House Budget Foes Swamp Senate Panel With Complaints
Senate budget writers, preparing to release their spending plan on Wednesday, got an earful Monday from lobbyists lambasting the House proposal to cut public schools, social services and higher education.
“We are completely discouraged by the heartlessness of the budget” sent to the Democratic Senate last week by the Republican-led House, said Barbara Casey, a lobbyist for the state PTA.
“The cuts in public schools, in social services, are too much. We are willing to give up our tax rebates for the sake of our children,” she said.

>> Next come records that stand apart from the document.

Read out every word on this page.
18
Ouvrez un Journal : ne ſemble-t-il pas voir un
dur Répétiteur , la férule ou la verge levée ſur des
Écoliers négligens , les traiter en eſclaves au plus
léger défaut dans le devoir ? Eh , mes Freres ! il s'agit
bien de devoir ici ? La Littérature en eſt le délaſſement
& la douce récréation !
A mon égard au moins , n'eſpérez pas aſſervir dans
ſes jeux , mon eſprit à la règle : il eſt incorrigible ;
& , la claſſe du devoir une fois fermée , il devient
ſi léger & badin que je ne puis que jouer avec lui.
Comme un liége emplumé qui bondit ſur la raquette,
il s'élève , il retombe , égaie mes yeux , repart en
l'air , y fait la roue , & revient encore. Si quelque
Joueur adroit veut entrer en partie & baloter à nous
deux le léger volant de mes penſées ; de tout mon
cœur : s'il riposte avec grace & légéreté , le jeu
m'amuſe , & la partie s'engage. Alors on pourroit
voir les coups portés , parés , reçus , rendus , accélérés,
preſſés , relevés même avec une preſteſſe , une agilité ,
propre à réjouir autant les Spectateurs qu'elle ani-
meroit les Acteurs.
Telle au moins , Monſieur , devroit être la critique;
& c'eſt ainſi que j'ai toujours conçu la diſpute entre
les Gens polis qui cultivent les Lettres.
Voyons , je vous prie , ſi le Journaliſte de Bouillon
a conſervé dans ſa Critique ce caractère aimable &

She and others referred to the House proposal to slash mostly business taxes by nearly $800 million to finance a two-year budget that at $17.3 billion would be more than $600 million less than the budget proposed by Gov. Mike Lowry.
House Majority Leader Dale Foreman, R-Wenatchee, the main architect of the House proposal, has defended the plan as written for taxpayers rather than spenders.

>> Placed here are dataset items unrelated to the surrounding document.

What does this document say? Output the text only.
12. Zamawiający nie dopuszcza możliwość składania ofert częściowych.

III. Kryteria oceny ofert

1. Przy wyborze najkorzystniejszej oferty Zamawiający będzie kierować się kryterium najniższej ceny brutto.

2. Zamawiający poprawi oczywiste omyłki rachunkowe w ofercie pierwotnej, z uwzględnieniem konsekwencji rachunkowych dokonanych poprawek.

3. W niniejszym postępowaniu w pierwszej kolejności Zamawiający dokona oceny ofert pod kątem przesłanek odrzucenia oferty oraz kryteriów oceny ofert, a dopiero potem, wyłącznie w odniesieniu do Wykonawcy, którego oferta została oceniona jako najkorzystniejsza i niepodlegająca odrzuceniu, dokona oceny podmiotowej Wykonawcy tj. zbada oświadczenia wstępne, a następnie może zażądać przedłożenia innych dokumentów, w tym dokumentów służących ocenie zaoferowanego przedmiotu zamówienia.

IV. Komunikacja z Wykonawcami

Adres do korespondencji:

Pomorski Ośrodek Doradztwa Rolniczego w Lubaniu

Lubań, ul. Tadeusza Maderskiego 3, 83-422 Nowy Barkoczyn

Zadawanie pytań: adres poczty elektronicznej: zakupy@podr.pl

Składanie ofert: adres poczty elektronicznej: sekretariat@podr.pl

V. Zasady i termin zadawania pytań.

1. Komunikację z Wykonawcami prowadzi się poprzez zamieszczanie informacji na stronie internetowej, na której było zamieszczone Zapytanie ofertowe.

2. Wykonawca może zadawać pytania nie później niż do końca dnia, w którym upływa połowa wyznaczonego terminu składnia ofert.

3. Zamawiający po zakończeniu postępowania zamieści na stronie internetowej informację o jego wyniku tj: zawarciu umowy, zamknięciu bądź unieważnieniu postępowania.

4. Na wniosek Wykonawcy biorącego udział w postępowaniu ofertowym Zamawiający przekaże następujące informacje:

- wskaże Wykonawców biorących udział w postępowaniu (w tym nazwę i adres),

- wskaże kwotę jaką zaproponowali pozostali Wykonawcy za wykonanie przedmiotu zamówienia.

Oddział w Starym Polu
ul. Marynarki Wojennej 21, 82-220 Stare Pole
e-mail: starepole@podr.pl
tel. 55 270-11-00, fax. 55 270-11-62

But teachers, university presidents and advocates for the poor and disabled told the Senate Ways and Means Committee that the proposed cuts would be devastating.
The Senate, which has proposed tax cuts of about $150 million, is expected to resist reductions of the magnitude pushed by the House.
Foes of the House proposal spoke at the first of two hearings in as many days on the House plan. There were few comments in support of the proposal. The panel today will hear from environmentalists, state employee unions and others who would be hurt by the proposal.
Senate Ways and Means Chairwoman Nita Rinehart, D-Seattle, is expected to unveil that chamber’s proposed budget on Wednesday. Eventually, the measure will go to the House for rejection and the two sides will meet in conference committee to work out differences.
Lobbyists and lawmakers are predicting at least one special session to complete budget work. The regular session ends April 23.